Sistine Şapeli’nde ‘Kardinaller Konseyi’ Canlı Yayını: Yavaş TV Deneyimi

YouTube’da, dünya genelinden yüz binlerce izleyici, Sistine Şapeli’nin bacasına odaklanmış bir canlı yayını izliyor. Bazen bir martı, birkaç dakika için çatıya konuyor. Ancak çoğu zaman, ekranda hiçbir hareket yok.
Geçtiğimiz Çarşamba, Kardinaller Koleji, merhum Papa Francis’in yerine geçecek yeni papa seçme sürecine başladı. Bu, kitle iletişim araçlarının ortaya çıkmasından çok önceye dayanan kapalı kapılar ardında gerçekleşen kutsal bir ritüel. Bu nedenle, basına açıklama yapmak yerine, konsey, kamuoyuna ilerlemesini duman aracılığıyla bildiriyor; yeni bir papa üzerinde anlaşamadıklarında siyah, bir karar aldıklarında ise beyaz duman yükseliyor.
Duman sinyalleri, öncelikle yerel izleyiciler için hazırlanmışken, artık Sistine Şapeli’nin dış cephesini 24/7 yayınlayan birçok küresel yayıncı var. Televizyon sunucusundan hiçbir anlatım yok; sadece kalabalık şehir meydanının ambiyans sesi ve belki de birkaç martı çağrısı duyuluyor.
Günümüzde YouTuber’lar, videolarının her karesini optimize ederek viral olma şanslarını artırmaya çalışırken, “kardinaller konseyi” canlı yayınının sıradanlığı bir şekilde ilham verici.
Bu durum, kamu yayıncılarının ticari olmayan sıkıcı ama sakin görüntüleri yayınladığı İskandinav yavaş TV trendinin bir uzantısı gibi hissediliyor. İzleyiciler, saatlerce veya günlerce, somon balıklarının yukarı doğru yüzüşünü, trenlerin kırsal alanda yol almasını veya yaz habitatlarına göç eden geyiklerin görüntülerini izleyebiliyorlar.
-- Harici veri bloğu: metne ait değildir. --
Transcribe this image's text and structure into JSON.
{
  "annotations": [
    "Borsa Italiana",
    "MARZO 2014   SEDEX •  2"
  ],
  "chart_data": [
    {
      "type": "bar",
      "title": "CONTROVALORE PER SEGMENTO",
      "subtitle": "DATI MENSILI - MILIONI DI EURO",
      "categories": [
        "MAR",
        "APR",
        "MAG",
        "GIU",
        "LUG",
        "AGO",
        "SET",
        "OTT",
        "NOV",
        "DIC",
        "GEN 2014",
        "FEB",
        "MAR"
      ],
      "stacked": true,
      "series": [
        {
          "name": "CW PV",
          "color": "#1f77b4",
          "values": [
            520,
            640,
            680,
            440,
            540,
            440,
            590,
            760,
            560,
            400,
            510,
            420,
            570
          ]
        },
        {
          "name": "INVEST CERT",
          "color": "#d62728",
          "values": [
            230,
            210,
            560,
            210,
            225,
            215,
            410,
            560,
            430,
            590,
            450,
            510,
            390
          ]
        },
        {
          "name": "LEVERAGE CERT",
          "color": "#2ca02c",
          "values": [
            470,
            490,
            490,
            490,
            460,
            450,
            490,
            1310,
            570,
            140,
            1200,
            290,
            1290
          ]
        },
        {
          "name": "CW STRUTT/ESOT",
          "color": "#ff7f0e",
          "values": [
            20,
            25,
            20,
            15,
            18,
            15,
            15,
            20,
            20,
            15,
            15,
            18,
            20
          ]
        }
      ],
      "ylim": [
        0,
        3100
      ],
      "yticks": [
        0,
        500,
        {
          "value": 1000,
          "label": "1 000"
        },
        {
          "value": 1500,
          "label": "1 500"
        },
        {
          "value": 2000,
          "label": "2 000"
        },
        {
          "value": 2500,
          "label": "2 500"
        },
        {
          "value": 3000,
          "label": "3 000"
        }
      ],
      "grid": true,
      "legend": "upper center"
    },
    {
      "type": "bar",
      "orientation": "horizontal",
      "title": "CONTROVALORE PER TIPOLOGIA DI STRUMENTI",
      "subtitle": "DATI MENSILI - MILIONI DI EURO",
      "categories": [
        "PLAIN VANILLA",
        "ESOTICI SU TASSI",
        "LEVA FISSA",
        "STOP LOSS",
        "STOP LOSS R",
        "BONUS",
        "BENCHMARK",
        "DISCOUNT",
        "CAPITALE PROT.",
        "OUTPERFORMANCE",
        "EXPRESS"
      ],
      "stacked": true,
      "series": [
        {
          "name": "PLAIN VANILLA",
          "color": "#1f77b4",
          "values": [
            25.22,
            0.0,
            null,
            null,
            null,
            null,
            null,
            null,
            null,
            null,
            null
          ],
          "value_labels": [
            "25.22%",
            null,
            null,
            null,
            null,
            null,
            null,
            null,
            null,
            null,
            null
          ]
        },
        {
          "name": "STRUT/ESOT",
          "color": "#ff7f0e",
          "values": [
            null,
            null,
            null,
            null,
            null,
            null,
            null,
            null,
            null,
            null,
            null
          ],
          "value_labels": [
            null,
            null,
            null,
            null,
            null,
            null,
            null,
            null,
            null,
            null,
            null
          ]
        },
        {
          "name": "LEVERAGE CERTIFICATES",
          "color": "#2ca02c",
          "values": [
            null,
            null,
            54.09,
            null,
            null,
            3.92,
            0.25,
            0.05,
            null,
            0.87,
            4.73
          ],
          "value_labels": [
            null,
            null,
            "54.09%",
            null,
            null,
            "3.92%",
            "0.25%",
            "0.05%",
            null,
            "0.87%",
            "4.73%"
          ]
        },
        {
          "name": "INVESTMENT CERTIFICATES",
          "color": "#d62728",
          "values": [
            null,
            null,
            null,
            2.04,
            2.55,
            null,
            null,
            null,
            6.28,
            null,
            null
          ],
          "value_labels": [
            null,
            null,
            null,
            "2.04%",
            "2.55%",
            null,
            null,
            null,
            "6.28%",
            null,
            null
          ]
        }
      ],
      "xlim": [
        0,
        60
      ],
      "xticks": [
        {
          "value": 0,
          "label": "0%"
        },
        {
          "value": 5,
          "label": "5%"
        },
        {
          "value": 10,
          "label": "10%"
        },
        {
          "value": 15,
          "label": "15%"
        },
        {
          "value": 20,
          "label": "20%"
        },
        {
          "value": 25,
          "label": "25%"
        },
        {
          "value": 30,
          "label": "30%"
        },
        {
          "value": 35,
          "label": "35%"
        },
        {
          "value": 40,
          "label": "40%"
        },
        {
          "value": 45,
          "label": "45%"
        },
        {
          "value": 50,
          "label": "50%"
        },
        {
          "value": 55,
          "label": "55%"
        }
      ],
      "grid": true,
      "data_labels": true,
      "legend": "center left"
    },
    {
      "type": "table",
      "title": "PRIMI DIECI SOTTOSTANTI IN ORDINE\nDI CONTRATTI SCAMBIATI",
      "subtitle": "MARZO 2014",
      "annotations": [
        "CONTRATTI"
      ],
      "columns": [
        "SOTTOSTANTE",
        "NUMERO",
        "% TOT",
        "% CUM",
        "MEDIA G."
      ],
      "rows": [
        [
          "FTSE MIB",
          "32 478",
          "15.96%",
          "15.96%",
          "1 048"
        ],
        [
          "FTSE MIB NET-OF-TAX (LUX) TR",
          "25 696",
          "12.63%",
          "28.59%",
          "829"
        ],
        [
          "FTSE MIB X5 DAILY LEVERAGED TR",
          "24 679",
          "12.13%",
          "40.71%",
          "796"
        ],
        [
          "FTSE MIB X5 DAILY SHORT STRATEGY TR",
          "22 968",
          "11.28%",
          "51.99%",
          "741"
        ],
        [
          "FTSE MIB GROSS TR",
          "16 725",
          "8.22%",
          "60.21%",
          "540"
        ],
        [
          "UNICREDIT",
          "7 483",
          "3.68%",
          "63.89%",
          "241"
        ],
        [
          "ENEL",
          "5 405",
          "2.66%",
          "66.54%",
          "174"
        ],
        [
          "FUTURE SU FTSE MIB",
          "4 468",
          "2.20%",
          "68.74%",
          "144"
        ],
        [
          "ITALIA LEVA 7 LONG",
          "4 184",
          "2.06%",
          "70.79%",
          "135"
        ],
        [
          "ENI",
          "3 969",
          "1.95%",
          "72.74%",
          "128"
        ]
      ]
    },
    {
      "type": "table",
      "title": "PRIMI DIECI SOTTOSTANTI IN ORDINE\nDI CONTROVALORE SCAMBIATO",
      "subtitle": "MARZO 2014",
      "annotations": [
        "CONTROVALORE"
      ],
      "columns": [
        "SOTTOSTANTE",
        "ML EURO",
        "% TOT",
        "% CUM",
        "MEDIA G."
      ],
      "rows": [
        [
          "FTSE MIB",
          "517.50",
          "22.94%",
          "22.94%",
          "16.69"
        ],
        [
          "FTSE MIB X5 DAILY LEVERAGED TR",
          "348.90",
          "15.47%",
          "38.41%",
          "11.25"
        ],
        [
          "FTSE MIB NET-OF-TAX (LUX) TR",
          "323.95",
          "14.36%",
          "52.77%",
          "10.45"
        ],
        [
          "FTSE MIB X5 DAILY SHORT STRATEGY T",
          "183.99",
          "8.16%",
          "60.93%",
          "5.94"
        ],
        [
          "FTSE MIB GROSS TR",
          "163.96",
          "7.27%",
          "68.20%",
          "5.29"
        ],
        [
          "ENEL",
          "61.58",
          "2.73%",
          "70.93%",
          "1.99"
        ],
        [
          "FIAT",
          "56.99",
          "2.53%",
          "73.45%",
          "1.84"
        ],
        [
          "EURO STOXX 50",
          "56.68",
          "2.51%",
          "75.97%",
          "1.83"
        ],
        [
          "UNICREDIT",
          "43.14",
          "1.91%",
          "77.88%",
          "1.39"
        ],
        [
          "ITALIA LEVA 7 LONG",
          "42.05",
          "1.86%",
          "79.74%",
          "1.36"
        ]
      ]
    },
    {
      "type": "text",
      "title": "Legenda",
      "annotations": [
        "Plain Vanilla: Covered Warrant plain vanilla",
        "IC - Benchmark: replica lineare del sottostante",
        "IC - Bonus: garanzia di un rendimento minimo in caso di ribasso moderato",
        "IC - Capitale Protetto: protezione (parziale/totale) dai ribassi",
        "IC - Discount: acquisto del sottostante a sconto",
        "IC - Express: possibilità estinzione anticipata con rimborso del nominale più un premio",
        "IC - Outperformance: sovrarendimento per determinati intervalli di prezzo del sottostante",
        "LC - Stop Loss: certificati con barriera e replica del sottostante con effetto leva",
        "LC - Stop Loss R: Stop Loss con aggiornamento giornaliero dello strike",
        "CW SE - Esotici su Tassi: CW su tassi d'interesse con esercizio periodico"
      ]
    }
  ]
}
YouTube bağlamında, bu “kardinaller konseyi” canlı yayınlarının çevresindeki kullanıcı arayüzü tanıdık; moderasyonsuz canlı sohbetler hızla ilerliyor, popüler yaratıcıların yayınlarında olduğu gibi. Ancak, bir Fortnite Battle Royale’de olduğu gibi, sohbetin içinde gerçekten konuşulacak pek bir şey yok. Baca siyah duman çıkarabilir veya beyaz duman çıkarabilir. Yayının büyük bir bölümünde en heyecan verici anlar, bir kuşun kadrajdan geçmesiyle gerçekleşiyor.
Ancak internet ortamında, insanlar politikalar, futbol ve Elon Musk hakkında tartışmaya başlıyorlar. Arada sırada çirkin sözcükler de sarf ediliyor. Bazı izleyiciler, Katolik Kilisesi’nin geleceğiyle ilgili görüşlerini belirtmek için dikkat çekici hale gelen superchatler satın alıyorlar.
Kardinaller konseyinin canlı yayınını izlemenin amacı, yeni Papa’nın ne zaman seçileceğini öğrenmek değil — bu, acil durum haber bildirimleri içindir. Bunun yerine, cazip olan, sakinlik. Ofis çalışanları, dizüstü bilgisayarlarının köşesinde küçük bir pencere açarak, göz ucuyla bir martının hareketini gördüklerinde bakıyorlar. Güneş battığında, gökyüzünün nasıl karardığını, geceye döndüğünü izliyoruz.
Bu, ortak bir web sayfasında bir araya gelen yabancıların ruhsal bir deneyimi var, ancak bu, sergilenen gerçek dini duygularla ilgili değil. İnsanların, birlikte bir şeyler deneyimleme arzusuyla dolu olması — bu, moderasyonsuz bir canlı sohbeti içerse bile — çok anlamlı.